An Interview with Olwen Fouéré

Olwen1

Picasso would have loved Olwen Fouéré. With features that that fall somewhere between beautiful and handsome — think Joan Allen crossed with Terrence Stamp — the Irish-French actor exhibits all the qualities of one of the great modernist’s Weeping Women: their statuesque physicality, the intensity of the relationship between their form and emotional content, and the fact you always seem to be looking at them from every available angle at once. This last point is especially true of Fouéré, who works between countries and soon hopes to begin toggling between stage and screen. With so many personal and professional sides, her approach to life is nothing if not Cubist.

“I certainly have a nomadic spirit and it is undeniably a part of my work,” Fouéré says from Glasgow, ahead of her appearance in Terminus at the Sydney Opera House. “Always new boundaries to cross, other territories to explore. For example, the main body of my work has been in Ireland, but I also feel an enormous kinship with European theatre. I think the collision of the two generates some kind of creative energy and produces something new.”

Fouéré’s resume is testament to this collision — she has performed extensively in Ireland, Britain and Europe — as well as to the “something new” it has allowed her to create. Between 1980 and 2008, Fouéré was co-artistic director of Operating Theatre, Ireland’s leading avant-garde performance company. The company’s focus was, she says, to help us “envision something beyond what we think we are”.

“I think that is one of the reasons theatre exists, making the invisible visible and the impossible possible,” she says. “Naturalism works perfectly well in many plays and very well on television. But I’ve never seen the value of art merely reflecting society. For me, it is an act of resistance against a prescribed reality.”

Fouéré says Mark O’Rowe’s Terminus, which is returning to Australia after appearing in the Melbourne International Arts Festival in 2009, resists reality in its own unique way.  “It does have potent supernatural encounters which, I think, give the play a spiritual dimension,” she says. “But my passion for this project really arose from my love of Mark’s writing and the poetry he can extract from often very violent images.”

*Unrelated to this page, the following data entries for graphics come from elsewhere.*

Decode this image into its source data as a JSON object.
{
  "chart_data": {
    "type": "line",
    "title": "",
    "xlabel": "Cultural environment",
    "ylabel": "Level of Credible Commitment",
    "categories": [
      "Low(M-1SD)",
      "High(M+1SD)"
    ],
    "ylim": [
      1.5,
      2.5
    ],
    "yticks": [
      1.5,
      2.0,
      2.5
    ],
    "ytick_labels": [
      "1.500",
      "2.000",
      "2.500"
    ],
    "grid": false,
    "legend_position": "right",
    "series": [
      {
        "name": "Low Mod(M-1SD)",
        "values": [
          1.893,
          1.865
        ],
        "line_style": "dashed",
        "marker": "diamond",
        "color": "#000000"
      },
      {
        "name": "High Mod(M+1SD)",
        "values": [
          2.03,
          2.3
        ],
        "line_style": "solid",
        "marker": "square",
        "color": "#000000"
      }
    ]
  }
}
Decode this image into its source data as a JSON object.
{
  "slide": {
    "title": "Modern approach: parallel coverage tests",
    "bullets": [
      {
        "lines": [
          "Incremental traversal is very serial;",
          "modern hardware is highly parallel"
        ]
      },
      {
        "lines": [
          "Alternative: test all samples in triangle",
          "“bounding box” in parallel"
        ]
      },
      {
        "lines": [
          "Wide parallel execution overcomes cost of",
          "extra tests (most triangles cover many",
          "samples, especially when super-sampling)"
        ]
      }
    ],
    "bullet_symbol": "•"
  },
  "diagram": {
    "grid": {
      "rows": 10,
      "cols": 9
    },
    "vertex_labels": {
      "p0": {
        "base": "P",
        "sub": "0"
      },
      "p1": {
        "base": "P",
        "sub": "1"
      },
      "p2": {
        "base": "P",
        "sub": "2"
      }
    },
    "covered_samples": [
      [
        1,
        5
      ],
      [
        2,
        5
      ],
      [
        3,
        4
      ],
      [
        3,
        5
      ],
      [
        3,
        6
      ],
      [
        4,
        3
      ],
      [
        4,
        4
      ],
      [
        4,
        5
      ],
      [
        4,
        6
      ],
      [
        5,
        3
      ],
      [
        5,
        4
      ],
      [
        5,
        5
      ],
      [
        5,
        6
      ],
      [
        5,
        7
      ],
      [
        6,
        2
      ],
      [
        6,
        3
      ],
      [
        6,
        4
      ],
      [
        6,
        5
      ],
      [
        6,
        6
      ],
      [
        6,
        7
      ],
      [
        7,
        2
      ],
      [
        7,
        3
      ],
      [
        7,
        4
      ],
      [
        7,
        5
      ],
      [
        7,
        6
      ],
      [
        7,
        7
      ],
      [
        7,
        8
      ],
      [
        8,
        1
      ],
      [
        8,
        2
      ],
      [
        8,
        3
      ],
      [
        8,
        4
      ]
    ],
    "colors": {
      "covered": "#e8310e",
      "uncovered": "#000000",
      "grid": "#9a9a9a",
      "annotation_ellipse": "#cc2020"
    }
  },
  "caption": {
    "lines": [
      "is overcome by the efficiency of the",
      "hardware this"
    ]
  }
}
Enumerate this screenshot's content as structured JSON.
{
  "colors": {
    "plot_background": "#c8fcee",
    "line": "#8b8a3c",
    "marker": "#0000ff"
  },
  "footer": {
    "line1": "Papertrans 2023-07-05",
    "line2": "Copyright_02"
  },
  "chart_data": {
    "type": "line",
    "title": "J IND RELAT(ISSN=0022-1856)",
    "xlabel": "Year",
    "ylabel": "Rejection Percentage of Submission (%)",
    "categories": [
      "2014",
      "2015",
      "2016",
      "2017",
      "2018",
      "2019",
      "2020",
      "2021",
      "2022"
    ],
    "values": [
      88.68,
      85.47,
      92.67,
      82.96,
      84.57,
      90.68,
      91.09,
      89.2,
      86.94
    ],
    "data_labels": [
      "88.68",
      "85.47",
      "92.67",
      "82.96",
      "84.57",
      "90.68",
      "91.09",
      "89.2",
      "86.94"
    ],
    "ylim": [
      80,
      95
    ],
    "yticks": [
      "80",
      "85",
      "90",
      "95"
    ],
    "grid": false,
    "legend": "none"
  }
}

Having recently received her US Green Card, Fouéré is now looking forward to making a new type of image: a cinematic one. “Perhaps it’s the desire to leave a trace but some instinct has been pulling me in that direction,” she says. “It feels like a turning point.” (She recently appeared alongside Sean Penn in This Must Be the Place, which screened at the Cannes Film Festival in May.) Not that she is losing interest in the theatre or its future, of course. Asked where she thinks it should be headed next, her answer is wholly characteristic. “Into the wild,” she says. “I hope.”